Gleichzeitig mit der Entwicklung hin zu einem vollelektrischen Fahrzeugportfolio will sich der Autohersteller Ford in Europa neu und eindeutig positionieren und alle kommenden Produkte sollen dies eindrucksvoll widerspiegeln. Die Marke durchläuft nach den Worten von Dr. Christian Weingärtner, Geschäftsführender Direktor für Ford Deutschland, Österreich und die Schweiz sowie Geschäftsführer Marketing und Sales der Ford-Werke GmbH, derzeit die größte Transformation ihrer fast 120-jährigen Unternehmensgeschichte. Der Schlüsselbegriff sei dabei „Adventurous Spirit – Lust am Abenteuer“.

Weingärtner sagte Anfang Dezember bei einem mehrtägigen Medienevent in Kitzbühel (Österreich): „Wir bei Ford in Europa setzen auf Werte wie Freiheit und Abenteuer sowie auf hochemotionale, ikonische Fahrzeuge wie zum Beispiel den Mustang, den Ranger oder den Bronco. Wir wollen unseren Kunden ein Freiheits- und Lebensgefühl vermitteln, das im Kleinen wie im Großen ‚on the road‘ erlebt werden kann. Wir liefern das, was nur Ford liefern kann: authentische und glaubwürdige Produkte“.

Im Rahmen der „Adventurous Spirit“-Veranstaltung verdeutlichte Ford Journalisten aus Deutschland, Österreich und der Schweiz an den Beispielen des neuen Ranger Raptor, der Nordamerika-Version des neuen Ford Bronco und des nordamerikanischen, vollelektrischen F-150 Lightning, wie sich das Unternehmen in Europa künftig neu positionieren will. Die neue Generation des Ranger Raptor – das Top-Modell von Europas erfolgreichstem Pick-up –, wird in diesen Tagen an die ersten Kunden ausgeliefert. Der Ford Bronco wird voraussichtlich ab Mitte 2023 in Deutschland bestellbar sein.

Der vollelektrische F-150 Lightning wird bis auf weiteres allerdings in Europa nicht angeboten werden, zumal Features wie zum Beispiel die Ladeanbindung, die Stromspannung und verschiedene Technik-Module an europäische Verhältnisse angepasst werden müssten.
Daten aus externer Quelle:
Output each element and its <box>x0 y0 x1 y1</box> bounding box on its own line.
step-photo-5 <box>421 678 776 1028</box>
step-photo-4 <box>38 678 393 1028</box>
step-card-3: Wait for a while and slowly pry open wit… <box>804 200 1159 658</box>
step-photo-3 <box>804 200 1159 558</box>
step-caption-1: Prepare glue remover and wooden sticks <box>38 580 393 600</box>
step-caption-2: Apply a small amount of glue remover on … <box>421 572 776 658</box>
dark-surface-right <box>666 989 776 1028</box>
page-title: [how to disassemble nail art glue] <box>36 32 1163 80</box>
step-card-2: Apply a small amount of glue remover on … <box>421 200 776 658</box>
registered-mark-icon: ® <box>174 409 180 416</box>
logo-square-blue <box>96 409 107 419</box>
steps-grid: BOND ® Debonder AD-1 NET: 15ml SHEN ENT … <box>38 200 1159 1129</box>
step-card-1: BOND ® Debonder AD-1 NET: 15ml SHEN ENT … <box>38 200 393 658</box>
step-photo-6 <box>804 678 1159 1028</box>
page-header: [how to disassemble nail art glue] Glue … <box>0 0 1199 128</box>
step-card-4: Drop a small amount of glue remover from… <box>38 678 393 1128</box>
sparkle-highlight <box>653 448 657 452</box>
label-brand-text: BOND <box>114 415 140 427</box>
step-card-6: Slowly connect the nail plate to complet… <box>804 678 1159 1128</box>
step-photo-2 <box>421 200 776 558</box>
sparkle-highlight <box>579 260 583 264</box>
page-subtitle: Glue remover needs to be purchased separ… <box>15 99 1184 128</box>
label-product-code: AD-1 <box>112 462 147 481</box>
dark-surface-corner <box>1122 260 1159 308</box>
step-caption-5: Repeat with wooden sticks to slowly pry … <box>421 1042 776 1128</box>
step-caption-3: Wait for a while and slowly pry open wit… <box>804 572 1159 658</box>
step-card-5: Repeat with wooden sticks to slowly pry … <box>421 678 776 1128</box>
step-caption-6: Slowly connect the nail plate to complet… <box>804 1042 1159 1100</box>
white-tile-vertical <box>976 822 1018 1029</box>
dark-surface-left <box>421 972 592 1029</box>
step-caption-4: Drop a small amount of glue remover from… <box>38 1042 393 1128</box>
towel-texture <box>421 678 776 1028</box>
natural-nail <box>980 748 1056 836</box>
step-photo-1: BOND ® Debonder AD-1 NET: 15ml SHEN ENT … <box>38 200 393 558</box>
Der F-150 Lightning unterstreiche aber, so das Unternehmen in einer aktuellen Mitteilung, dass Ford bei der Elektromobilität „all in“ geht und dass auch vollelektrische Fahrzeuge die neue „Adventurous Spirit“-Markenpositionierung des Unternehmens authentisch verkörpern können.

„Wir werden unser Pkw-Geschäft neu denken“

Ford sei in Europa im Pkw-Bereich, gemessen an den Stückzahlen, ein eher kleinerer Anbieter, so Weingärtner. „Daher werden wir unser europäisches Pkw-Geschäft neu denken und künftig deutlich pointierter auftreten. Wir werden deutlich spannender und emotionaler und uns auf Produkte konzentrieren, die nur Ford kann“. Ford produziere seit 1925 in Deutschland, mittlerweile seien über 47 Millionen Fahrzeuge von den Fließbändern im Inland gerollt. „Wir haben also eine lange und erfolgreiche Tradition in Deutschland. Unsere Wurzeln liegen aber ganz klar in den USA und wir sind heute der größte verbliebene amerikanische Hersteller auf europäischem Boden“. Bei Amerika denke man positiv an den „Adventurous Spirit“, also an Freiheit, Abenteuer, Outdoor. „Daher wollen wir uns eben genau mit solchen Produkten platzieren, die positive Emotionen hervorrufen und die eben keine mehr oder weniger beliebig austauschbaren Allerweltautos sind“.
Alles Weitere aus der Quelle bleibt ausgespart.